The Main-LaSalle Revitalization Study

This project brought the UB Center head to head with the City of Buffalo’s economic development agenda.  The issue focused on the contradiction between economic development and community development.  The City wanted to build a road from Main Street to the Kensington Avenue, thereby creating a connector between Main Street and the industrial part along William L. Gaither Parkway. The UB Center wanted to turn the large land tract at Main-LaSalle into a residential development that would strengthen the community.  This study made the case for residential development in the University Heights community and resulted in the construction of the first residential subdivision build in the community in 30 years. The project won the 1996 Outstanding Planning Project from the Upstate New York Chapter of the American Planning Association.

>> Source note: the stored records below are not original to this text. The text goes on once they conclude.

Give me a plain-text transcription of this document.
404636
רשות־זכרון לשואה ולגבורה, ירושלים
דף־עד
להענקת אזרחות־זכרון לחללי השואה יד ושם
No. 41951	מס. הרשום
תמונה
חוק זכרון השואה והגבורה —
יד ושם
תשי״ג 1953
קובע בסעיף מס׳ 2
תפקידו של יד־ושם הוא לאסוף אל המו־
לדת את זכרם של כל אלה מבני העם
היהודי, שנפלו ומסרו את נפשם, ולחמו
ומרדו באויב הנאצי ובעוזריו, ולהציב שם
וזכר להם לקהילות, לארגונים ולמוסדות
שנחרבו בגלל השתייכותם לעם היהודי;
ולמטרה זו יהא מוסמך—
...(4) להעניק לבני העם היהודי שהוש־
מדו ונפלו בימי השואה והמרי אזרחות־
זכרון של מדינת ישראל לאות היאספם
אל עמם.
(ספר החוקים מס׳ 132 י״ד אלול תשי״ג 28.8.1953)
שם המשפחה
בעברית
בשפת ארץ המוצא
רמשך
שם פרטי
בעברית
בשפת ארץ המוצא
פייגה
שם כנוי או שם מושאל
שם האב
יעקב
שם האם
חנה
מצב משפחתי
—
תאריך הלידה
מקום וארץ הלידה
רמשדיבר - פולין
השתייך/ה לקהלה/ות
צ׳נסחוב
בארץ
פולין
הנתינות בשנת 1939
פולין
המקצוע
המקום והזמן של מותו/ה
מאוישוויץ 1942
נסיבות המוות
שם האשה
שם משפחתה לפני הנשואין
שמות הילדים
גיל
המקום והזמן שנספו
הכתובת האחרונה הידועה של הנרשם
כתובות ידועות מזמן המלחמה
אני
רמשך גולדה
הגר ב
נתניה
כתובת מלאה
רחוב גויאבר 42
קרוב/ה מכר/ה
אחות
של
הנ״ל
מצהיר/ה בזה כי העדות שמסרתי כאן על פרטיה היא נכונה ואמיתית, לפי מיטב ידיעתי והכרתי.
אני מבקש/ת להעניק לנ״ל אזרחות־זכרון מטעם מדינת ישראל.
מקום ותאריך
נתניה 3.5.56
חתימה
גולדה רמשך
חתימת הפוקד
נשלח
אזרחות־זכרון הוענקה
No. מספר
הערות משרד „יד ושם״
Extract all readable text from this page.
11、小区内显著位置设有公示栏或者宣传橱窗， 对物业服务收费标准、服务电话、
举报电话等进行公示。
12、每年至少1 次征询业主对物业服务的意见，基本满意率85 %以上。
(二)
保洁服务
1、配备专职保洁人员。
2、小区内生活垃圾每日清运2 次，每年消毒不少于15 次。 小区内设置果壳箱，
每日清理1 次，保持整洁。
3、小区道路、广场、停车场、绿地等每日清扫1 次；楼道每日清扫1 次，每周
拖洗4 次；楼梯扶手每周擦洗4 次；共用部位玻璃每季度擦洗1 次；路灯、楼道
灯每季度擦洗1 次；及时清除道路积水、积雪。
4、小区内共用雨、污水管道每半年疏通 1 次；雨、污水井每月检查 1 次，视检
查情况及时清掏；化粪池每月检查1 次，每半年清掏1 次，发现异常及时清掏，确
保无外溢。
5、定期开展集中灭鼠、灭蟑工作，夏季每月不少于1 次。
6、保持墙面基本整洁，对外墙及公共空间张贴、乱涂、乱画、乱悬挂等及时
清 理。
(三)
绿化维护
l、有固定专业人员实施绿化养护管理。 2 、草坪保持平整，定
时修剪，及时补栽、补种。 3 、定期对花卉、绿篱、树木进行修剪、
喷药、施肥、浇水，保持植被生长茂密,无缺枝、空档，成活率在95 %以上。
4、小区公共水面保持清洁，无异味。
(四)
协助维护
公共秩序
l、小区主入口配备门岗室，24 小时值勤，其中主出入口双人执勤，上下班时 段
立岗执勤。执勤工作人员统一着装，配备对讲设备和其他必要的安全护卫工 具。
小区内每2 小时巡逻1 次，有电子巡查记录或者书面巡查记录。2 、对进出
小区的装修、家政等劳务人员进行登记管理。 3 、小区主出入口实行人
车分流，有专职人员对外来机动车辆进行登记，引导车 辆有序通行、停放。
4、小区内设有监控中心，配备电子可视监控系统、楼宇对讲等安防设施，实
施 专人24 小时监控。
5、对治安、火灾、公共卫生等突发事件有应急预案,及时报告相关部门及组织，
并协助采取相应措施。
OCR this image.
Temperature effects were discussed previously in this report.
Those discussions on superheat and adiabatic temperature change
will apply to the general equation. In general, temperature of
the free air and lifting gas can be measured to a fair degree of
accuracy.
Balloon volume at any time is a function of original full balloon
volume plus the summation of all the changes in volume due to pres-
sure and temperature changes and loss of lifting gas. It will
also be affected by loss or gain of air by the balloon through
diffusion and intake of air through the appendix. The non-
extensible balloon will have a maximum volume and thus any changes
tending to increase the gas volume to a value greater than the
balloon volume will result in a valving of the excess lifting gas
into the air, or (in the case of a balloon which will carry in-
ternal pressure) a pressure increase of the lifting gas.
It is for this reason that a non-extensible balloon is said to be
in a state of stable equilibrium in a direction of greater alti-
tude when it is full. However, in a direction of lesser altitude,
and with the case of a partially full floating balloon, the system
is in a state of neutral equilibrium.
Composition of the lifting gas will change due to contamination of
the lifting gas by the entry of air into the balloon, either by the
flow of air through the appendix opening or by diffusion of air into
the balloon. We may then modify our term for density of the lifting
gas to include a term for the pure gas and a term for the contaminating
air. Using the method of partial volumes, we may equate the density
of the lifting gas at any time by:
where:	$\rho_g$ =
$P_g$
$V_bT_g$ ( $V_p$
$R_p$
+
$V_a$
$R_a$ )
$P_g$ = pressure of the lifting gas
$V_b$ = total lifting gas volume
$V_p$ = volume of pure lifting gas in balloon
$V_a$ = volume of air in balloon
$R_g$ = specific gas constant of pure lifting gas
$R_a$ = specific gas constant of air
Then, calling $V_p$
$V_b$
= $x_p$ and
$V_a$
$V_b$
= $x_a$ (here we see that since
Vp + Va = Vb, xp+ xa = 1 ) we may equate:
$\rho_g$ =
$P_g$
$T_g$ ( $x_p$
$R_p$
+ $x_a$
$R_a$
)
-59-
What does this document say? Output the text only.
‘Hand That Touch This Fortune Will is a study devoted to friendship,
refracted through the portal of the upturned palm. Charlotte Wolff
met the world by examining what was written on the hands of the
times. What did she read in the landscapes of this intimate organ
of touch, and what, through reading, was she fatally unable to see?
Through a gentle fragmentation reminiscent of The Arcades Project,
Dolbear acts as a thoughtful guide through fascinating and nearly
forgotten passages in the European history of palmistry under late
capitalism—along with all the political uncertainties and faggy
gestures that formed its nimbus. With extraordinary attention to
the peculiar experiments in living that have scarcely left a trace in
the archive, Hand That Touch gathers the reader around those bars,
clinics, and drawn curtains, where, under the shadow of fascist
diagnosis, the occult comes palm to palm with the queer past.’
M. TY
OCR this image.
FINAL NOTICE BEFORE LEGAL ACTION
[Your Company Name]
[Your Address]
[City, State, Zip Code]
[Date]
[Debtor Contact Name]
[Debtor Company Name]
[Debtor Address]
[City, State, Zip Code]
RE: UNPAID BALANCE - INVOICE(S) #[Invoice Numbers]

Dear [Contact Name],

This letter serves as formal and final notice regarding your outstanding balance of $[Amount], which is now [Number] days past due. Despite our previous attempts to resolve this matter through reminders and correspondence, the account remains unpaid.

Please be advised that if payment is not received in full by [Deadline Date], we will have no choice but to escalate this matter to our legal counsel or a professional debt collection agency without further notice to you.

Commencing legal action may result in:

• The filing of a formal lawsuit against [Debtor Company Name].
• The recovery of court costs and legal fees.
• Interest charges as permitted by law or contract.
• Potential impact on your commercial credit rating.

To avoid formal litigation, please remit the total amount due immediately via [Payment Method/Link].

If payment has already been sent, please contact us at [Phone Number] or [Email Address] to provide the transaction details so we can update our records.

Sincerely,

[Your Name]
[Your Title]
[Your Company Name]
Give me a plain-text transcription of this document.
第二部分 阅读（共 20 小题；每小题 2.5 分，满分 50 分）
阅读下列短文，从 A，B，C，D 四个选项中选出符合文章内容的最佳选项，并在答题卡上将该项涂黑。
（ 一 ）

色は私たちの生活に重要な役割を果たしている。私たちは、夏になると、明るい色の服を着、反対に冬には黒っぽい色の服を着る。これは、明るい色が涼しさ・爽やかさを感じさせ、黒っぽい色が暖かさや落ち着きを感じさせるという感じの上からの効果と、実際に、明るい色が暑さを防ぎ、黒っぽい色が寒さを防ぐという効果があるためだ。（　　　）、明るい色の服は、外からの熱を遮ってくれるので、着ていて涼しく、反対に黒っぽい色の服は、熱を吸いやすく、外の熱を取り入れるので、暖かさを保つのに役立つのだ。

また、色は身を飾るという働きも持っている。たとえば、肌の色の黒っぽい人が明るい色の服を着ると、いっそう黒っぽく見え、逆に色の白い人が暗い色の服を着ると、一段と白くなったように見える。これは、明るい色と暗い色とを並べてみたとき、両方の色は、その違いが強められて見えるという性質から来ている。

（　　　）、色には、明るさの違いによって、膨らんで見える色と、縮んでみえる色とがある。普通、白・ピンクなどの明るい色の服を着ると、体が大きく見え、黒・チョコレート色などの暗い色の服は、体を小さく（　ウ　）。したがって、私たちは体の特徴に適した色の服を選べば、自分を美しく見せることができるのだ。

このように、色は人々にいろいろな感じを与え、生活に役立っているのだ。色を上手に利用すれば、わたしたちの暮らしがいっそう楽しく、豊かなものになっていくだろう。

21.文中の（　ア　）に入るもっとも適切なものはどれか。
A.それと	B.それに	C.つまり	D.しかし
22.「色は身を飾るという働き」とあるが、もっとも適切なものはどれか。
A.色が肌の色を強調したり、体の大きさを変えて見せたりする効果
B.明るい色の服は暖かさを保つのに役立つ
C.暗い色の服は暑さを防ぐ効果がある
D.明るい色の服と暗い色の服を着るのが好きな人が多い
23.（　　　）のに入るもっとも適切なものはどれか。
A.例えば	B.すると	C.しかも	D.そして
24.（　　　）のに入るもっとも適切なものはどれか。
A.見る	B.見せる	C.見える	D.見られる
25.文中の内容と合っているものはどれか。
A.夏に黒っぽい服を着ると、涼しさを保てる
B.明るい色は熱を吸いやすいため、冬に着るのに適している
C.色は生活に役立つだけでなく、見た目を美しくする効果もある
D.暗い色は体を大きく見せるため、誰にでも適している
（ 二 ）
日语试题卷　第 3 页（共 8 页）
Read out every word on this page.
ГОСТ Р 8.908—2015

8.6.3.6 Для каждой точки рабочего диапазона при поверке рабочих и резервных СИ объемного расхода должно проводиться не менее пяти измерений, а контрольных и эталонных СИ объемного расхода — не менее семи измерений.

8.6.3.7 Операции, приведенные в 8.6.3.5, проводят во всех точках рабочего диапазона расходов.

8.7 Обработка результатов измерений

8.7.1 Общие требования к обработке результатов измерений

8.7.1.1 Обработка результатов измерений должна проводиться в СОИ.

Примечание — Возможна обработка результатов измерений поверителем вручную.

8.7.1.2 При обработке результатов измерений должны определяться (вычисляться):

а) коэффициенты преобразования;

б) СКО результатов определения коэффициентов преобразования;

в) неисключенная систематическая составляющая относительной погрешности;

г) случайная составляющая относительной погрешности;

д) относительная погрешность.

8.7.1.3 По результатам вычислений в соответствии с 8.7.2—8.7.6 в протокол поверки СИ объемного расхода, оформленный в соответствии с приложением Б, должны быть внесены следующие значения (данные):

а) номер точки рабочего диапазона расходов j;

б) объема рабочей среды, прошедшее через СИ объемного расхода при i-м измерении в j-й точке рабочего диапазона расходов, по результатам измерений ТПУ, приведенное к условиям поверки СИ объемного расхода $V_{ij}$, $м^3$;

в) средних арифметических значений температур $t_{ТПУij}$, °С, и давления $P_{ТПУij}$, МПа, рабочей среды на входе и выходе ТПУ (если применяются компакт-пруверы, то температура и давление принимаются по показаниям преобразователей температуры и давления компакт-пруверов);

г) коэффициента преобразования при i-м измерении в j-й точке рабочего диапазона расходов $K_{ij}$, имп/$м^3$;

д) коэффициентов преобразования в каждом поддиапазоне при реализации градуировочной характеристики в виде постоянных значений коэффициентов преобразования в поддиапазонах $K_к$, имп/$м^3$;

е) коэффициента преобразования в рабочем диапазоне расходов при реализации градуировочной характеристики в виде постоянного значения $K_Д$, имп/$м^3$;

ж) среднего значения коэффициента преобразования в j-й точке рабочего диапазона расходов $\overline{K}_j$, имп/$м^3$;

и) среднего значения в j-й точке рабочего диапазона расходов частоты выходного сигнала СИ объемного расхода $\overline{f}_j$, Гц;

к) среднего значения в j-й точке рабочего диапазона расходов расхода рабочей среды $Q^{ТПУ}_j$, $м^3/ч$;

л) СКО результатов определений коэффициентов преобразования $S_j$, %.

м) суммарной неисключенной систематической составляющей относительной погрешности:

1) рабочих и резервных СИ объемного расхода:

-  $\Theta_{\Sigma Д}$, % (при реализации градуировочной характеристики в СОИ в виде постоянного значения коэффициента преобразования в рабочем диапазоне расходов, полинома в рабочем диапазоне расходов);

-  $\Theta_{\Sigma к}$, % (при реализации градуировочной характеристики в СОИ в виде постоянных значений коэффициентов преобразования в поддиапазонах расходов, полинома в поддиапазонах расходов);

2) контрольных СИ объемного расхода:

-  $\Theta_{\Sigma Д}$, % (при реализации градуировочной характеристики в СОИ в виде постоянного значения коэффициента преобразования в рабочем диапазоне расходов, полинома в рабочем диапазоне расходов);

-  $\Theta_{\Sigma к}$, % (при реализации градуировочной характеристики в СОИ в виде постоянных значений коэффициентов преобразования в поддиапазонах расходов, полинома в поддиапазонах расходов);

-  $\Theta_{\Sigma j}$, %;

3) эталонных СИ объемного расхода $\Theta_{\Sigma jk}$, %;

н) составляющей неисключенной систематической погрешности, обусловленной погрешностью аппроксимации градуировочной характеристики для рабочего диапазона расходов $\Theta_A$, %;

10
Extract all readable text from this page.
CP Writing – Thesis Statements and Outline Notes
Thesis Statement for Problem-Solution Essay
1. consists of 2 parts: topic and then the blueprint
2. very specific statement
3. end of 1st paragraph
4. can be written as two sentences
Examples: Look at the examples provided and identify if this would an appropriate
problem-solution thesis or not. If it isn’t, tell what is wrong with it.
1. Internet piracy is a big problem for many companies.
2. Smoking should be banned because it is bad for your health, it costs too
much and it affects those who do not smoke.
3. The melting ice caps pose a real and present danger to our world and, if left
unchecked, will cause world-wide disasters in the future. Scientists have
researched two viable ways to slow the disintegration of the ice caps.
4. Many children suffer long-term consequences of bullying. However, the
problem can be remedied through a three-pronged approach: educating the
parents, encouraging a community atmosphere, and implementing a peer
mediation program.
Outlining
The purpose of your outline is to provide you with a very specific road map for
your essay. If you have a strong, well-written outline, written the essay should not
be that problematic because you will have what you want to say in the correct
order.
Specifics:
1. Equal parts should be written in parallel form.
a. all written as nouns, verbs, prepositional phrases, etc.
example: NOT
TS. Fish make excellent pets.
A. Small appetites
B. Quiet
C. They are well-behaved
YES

The Health Status of the Near East Side Black Community: Wellness and Neighborhood Conditions

This was the first major study of the health status of Buffalo’s black community, and the first study in Western New York to show a connection between neighborhoods and the social determinants of health. The project was made possible by a unique partnership consisting of the Black Leadership Forum, Kaleida Health, Wegmans, and the UB Center for Research in Primary Care.  The study was anchored by 900 random household surveys and an extensive study of Near East Side neighborhood conditions.  The study not only documented health disparities and showed their relationship to social issues and neighborhood conditions, but also brought to the forefront the importance of wellness as a strategy for addressing health conditions in the black community.  The study thus demonstrated that wellness was critical component community building in the African American community. It concluded by saying “the black community cannot meet the challenges of the ne millennium of its members are unhealthy and die prematurely.”

Governance in Erie County: A Foundation for Understanding and Action

This study introduced regionalism in the Buffalo metropolitan region and ignited over a decade of debate and discussion regionalism and city-county consolidation.  At the request of late UB President, William Griener, the UB Center organized a research team consisting of faculty from the Department of Urban and Regional Planning.  The Governance Project, as it was called, was based on the premise that a energetic and prosperous region required competent, informed decision making, especially in the public sector.  Its goal was to “encourage and advance dialogue on how to create a responsive, cost-effective structure of governance and to propose action steps to support that critically important effort.” The report spawned a shift in regional governance and led to the founding of the UB Regional Institute in 1997 to create a framework for supporting regional action in Western New York.